While the 3nps system is focused on the symmetrical nature of the scale shapes and moving the hand at the top of each pattern to keep the shapes consistent. Position playing is based around the principle of being able to play any scale or arpeggio from any root note in any position without moving the hand regardless of how awkward some of the fingerings become.

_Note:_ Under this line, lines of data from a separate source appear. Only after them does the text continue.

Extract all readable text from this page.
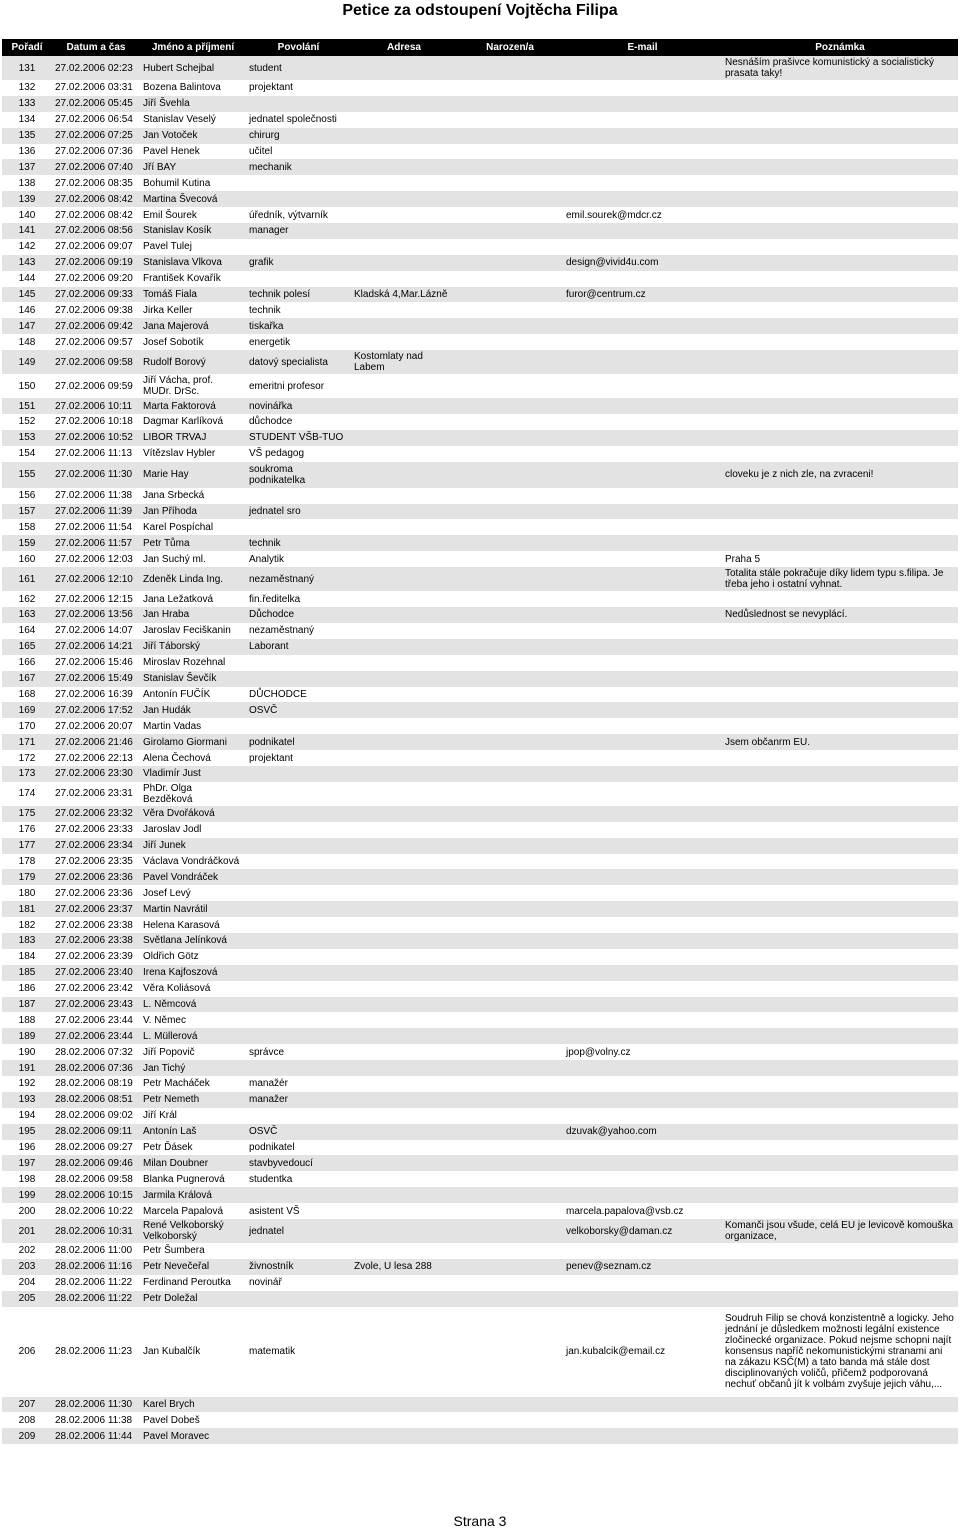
Petice za odstoupení Vojtěcha Filipa
Pořadí	Datum a čas	Jméno a příjmení	Povolání	Adresa	Narozen/a	E-mail	Poznámka
131	27.02.2006 02:23	Hubert Schejbal	student				Nesnáším prašivce komunistický a socialistický prasata taky!
132	27.02.2006 03:31	Bozena Balintova	projektant				
133	27.02.2006 05:45	Jiří Švehla					
134	27.02.2006 06:54	Stanislav Veselý	jednatel společnosti				
135	27.02.2006 07:25	Jan Votoček	chirurg				
136	27.02.2006 07:36	Pavel Henek	učitel				
137	27.02.2006 07:40	Jří BAY	mechanik				
138	27.02.2006 08:35	Bohumil Kutina					
139	27.02.2006 08:42	Martina Švecová					
140	27.02.2006 08:42	Emil Šourek	úředník, výtvarník			emil.sourek@mdcr.cz	
141	27.02.2006 08:56	Stanislav Kosík	manager				
142	27.02.2006 09:07	Pavel Tulej					
143	27.02.2006 09:19	Stanislava Vlkova	grafik			design@vivid4u.com	
144	27.02.2006 09:20	František Kovařík					
145	27.02.2006 09:33	Tomáš Fiala	technik polesí	Kladská 4,Mar.Lázně		furor@centrum.cz	
146	27.02.2006 09:38	Jirka Keller	technik				
147	27.02.2006 09:42	Jana Majerová	tiskařka				
148	27.02.2006 09:57	Josef Sobotík	energetik				
149	27.02.2006 09:58	Rudolf Borový	datový specialista	Kostomlaty nad Labem			
150	27.02.2006 09:59	Jiří Vácha, prof. MUDr. DrSc.	emeritni profesor				
151	27.02.2006 10:11	Marta Faktorová	novinářka				
152	27.02.2006 10:18	Dagmar Karlíková	důchodce				
153	27.02.2006 10:52	LIBOR TRVAJ	STUDENT VŠB-TUO				
154	27.02.2006 11:13	Vítězslav Hybler	VŠ pedagog				
155	27.02.2006 11:30	Marie Hay	soukroma podnikatelka				cloveku je z nich zle, na zvraceni!
156	27.02.2006 11:38	Jana Srbecká					
157	27.02.2006 11:39	Jan Příhoda	jednatel sro				
158	27.02.2006 11:54	Karel Pospíchal					
159	27.02.2006 11:57	Petr Tůma	technik				
160	27.02.2006 12:03	Jan Suchý ml.	Analytik				Praha 5
161	27.02.2006 12:10	Zdeněk Linda Ing.	nezaměstnaný				Totalita stále pokračuje díky lidem typu s.filipa. Je třeba jeho i ostatní vyhnat.
162	27.02.2006 12:15	Jana Ležatková	fin.ředitelka				
163	27.02.2006 13:56	Jan Hraba	Důchodce				Nedůslednost se nevyplácí.
164	27.02.2006 14:07	Jaroslav Feciškanin	nezaměstnaný				
165	27.02.2006 14:21	Jiří Táborský	Laborant				
166	27.02.2006 15:46	Miroslav Rozehnal					
167	27.02.2006 15:49	Stanislav Ševčík					
168	27.02.2006 16:39	Antonín FUČÍK	DŮCHODCE				
169	27.02.2006 17:52	Jan Hudák	OSVČ				
170	27.02.2006 20:07	Martin Vadas					
171	27.02.2006 21:46	Girolamo Giormani	podnikatel				Jsem občanrm EU.
172	27.02.2006 22:13	Alena Čechová	projektant				
173	27.02.2006 23:30	Vladimír Just					
174	27.02.2006 23:31	PhDr. Olga Bezděková					
175	27.02.2006 23:32	Věra Dvořáková					
176	27.02.2006 23:33	Jaroslav Jodl					
177	27.02.2006 23:34	Jiří Junek					
178	27.02.2006 23:35	Václava Vondráčková					
179	27.02.2006 23:36	Pavel Vondráček					
180	27.02.2006 23:36	Josef Levý					
181	27.02.2006 23:37	Martin Navrátil					
182	27.02.2006 23:38	Helena Karasová					
183	27.02.2006 23:38	Světlana Jelínková					
184	27.02.2006 23:39	Oldřich Götz					
185	27.02.2006 23:40	Irena Kajfoszová					
186	27.02.2006 23:42	Věra Koliásová					
187	27.02.2006 23:43	L. Němcová					
188	27.02.2006 23:44	V. Němec					
189	27.02.2006 23:44	L. Müllerová					
190	28.02.2006 07:32	Jiří Popovič	správce			jpop@volny.cz	
191	28.02.2006 07:36	Jan Tichý					
192	28.02.2006 08:19	Petr Macháček	manažér				
193	28.02.2006 08:51	Petr Nemeth	manažer				
194	28.02.2006 09:02	Jiří Král					
195	28.02.2006 09:11	Antonín Laš	OSVČ			dzuvak@yahoo.com	
196	28.02.2006 09:27	Petr Ďásek	podnikatel				
197	28.02.2006 09:46	Milan Doubner	stavbyvedoucí				
198	28.02.2006 09:58	Blanka Pugnerová	studentka				
199	28.02.2006 10:15	Jarmila Králová					
200	28.02.2006 10:22	Marcela Papalová	asistent VŠ			marcela.papalova@vsb.cz	
201	28.02.2006 10:31	René Velkoborský Velkoborský	jednatel			velkoborsky@daman.cz	Komanči jsou všude, celá EU je levicově komouška organizace,
202	28.02.2006 11:00	Petr Šumbera					
203	28.02.2006 11:16	Petr Nevečeřal	živnostník	Zvole, U lesa 288		penev@seznam.cz	
204	28.02.2006 11:22	Ferdinand Peroutka	novinář				
205	28.02.2006 11:22	Petr Doležal					
206	28.02.2006 11:23	Jan Kubalčík	matematik			jan.kubalcik@email.cz	Soudruh Filip se chová konzistentně a logicky. Jeho jednání je důsledkem možnosti legální existence zločinecké organizace. Pokud nejsme schopni najít konsensus napříč nekomunistickými stranami ani na zákazu KSČ(M) a tato banda má stále dost disciplinovaných voličů, přičemž podporovaná nechuť občanů jít k volbám zvyšuje jejich váhu,...
207	28.02.2006 11:30	Karel Brych					
208	28.02.2006 11:38	Pavel Dobeš					
209	28.02.2006 11:44	Pavel Moravec					
Strana 3
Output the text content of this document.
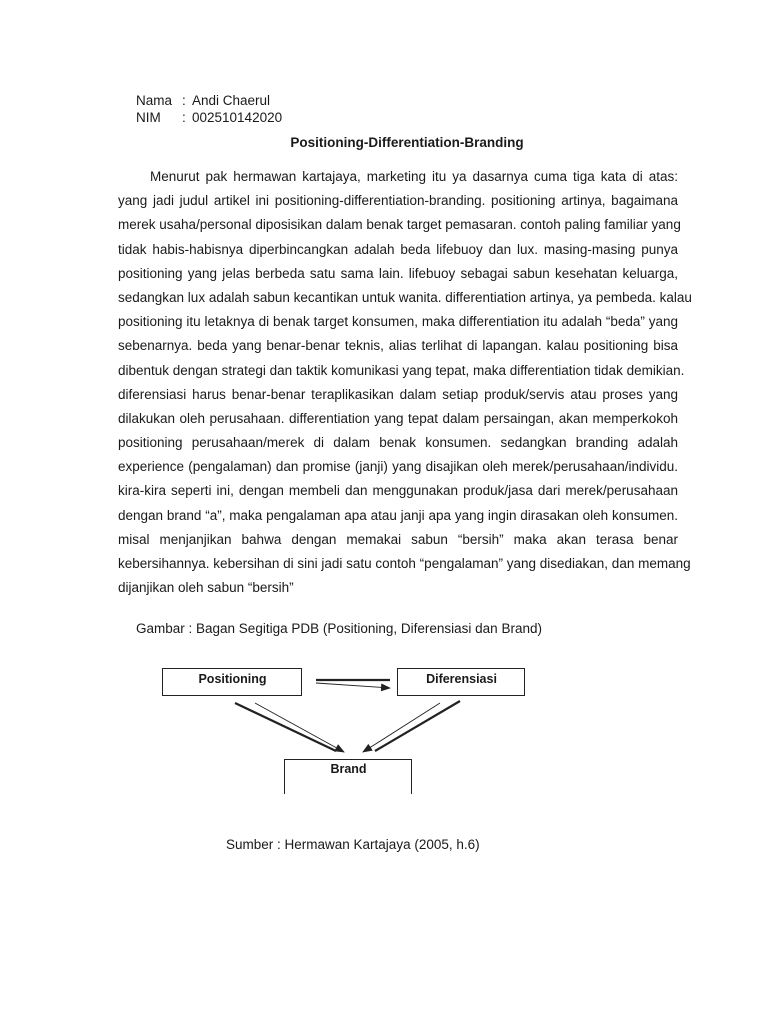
Nama : Andi Chaerul
NIM	: 002510142020
Positioning-Differentiation-Branding
Menurut pak hermawan kartajaya, marketing itu ya dasarnya cuma tiga kata di atas:
yang jadi judul artikel ini positioning-differentiation-branding. positioning artinya, bagaimana
merek usaha/personal diposisikan dalam benak target pemasaran. contoh paling familiar yang
tidak habis-habisnya diperbincangkan adalah beda lifebuoy dan lux. masing-masing punya
positioning yang jelas berbeda satu sama lain. lifebuoy sebagai sabun kesehatan keluarga,
sedangkan lux adalah sabun kecantikan untuk wanita. differentiation artinya, ya pembeda. kalau
positioning itu letaknya di benak target konsumen, maka differentiation itu adalah “beda” yang
sebenarnya. beda yang benar-benar teknis, alias terlihat di lapangan. kalau positioning bisa
dibentuk dengan strategi dan taktik komunikasi yang tepat, maka differentiation tidak demikian.
diferensiasi harus benar-benar teraplikasikan dalam setiap produk/servis atau proses yang
dilakukan oleh perusahaan. differentiation yang tepat dalam persaingan, akan memperkokoh
positioning perusahaan/merek di dalam benak konsumen. sedangkan branding adalah
experience (pengalaman) dan promise (janji) yang disajikan oleh merek/perusahaan/individu.
kira-kira seperti ini, dengan membeli dan menggunakan produk/jasa dari merek/perusahaan
dengan brand “a”, maka pengalaman apa atau janji apa yang ingin dirasakan oleh konsumen.
misal menjanjikan bahwa dengan memakai sabun “bersih” maka akan terasa benar
kebersihannya. kebersihan di sini jadi satu contoh “pengalaman” yang disediakan, dan memang
dijanjikan oleh sabun “bersih”
Gambar : Bagan Segitiga PDB (Positioning, Diferensiasi dan Brand)
Positioning	Diferensiasi
Brand
Sumber : Hermawan Kartajaya (2005, h.6)
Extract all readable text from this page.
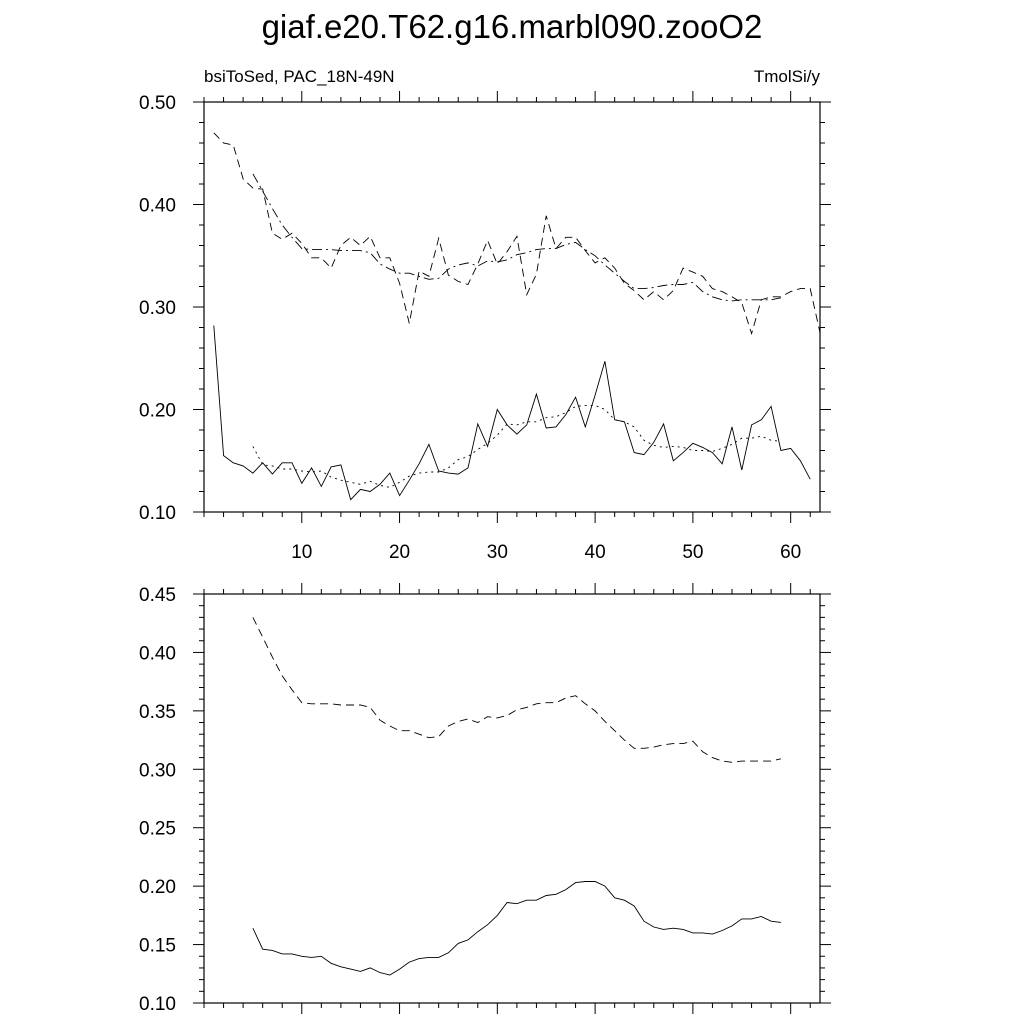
giaf.e20.T62.g16.marbl090.zooO2
bsiToSed, PAC_18N-49N	TmolSi/y
10	20	30	40	50	60
0.10
0.20
0.30
0.40
0.50
0.10
0.15
0.20
0.25
0.30
0.35
0.40
0.45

Position playing starts with each of the the four fingers covering one adjacent fret. Any note that needs to be played on that fret is handled by the assigned finger:

Fingers 2 and 3 are stationary. They anchor the hand to the fretboard position. Fingers 1 and 4 are mobile. They stretch down a fret and up a fret as needed to cover any notes that fall outside of the base four-fret area:

Once you learn to cover the frets in this manner, the entire chromatic scale can be played over two and a half octaves, anywhere on the fretboard, without moving the hand out of position. This gives you access to any scale or arpeggio from any root note regardless of where you place your hand on the fretboard:

Like 3nps, position playing is not anchored to chord shapes. While there is a direct one-to-one relationship between some of the shapes and the CAGED chords, this is more a byproduct than the actual aim of the system. You might notice that each of the CAGED+ fingerings are represented in the following diagrams:














Position playing is most closely associated with the Berklee College of music and the curriculum developed by former Chair of the guitar department, William Leavitt. You’ll see people refer to this system as the Berklee patterns or the Leavitt patterns. The major advantage of this approach is that no matter where you place your hand on the fretboard you can play arpeggios and scales in any key. This makes the system very well-suited for players who are involved with sight reading sheet music or playing styles of music that require multiple, quick key changes.The major disadvantage of this system is that many players find the stretches difficult or impossible. The sheer amount of work it takes to really master this approach can be daunting, as well.